Monsieur Leclercq stared at him. ‘As always,’ he said stiffly, ‘the caviar was served on Limoges china,
and that in turn was resting on a bed of ice. The spoons, I may add, were made of horn rather than plastic, as indeed they should be.’

‘Don’t tell me you were poisoned, monsieur. These things happen … one can never be sure what goes on in the backstreets of Russia – especially those adjacent to the Urals. Corruption is rife since the Mafia became involved … also the more one hears about pollution of the Caspian Sea … You may have been mistaken for a mid-European diplomat, or presidential material. Remember what happened to that Ukrainian president before he was elected.’

Monsieur Leclercq stared at him. ‘The caviar was from Petrossian,’ he said simply. ‘Their name is synonymous with the very best, their choice of sturgeon second to none, approved of by connoisseurs the world over. I enquired of the cabin crew. They all swore they ate nothing else. In any case, it had nothing to do with food poisoning. Would it were that simple.’

Once again, it struck Monsieur Pamplemousse that the Director was unusually ill at ease; the mopping of his brow had become more frequent.

‘I’m not quite sure how it came about,’ continued Monsieur Leclercq after a short pause, ‘but my travelling companion appeared to be having trouble arranging the contents of her tray, and whilst trying to render assistance, somehow or other our heads collided. Vodka and caviar went everywhere – mostly over her habit.
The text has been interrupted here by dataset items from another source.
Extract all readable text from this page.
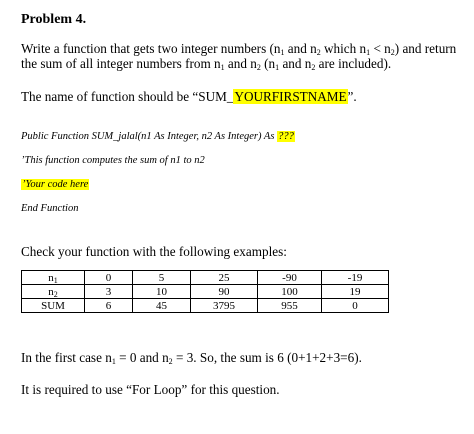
Problem 4.
Write a function that gets two integer numbers ($n_1$ and $n_2$ which $n_1 < n_2$) and return
the sum of all integer numbers from $n_1$ and $n_2$ ($n_1$ and $n_2$ are included).
The name of function should be “SUM_YOURFIRSTNAME”.
Public Function SUM_jalal(n1 As Integer, n2 As Integer) As ???
’This function computes the sum of n1 to n2
’Your code here
End Function
Check your function with the following examples:
$n_1$	0	5	25	-90	-19
$n_2$	3	10	90	100	19
SUM	6	45	3795	955	0
In the first case $n_1 = 0$ and $n_2 = 3$. So, the sum is 6 (0+1+2+3=6).
It is required to use “For Loop” for this question.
‘Unfortunately, the galley was behind us and the
cabin staff had drawn the curtains across the aisle so that they could enjoy their own meal in peace. As I recall, following the caviar, whole fresh black Perigord truffles encased in pastry featured on the menu. The smell was already starting to permeate the cabin but alas, it was not to be.

‘Not wishing to create a fuss and spoil their meal, my young neighbour covered her confusion admirably.

‘We joked about how the good Dom Perignon, he who is credited with inventing champagne in the first place, might have reacted to the debacle.’

Monsieur Pamplemousse was tempted to suggest the good Dom might have been extremely cross had it been his first and only trial bottle, but the Director was by now in full spate.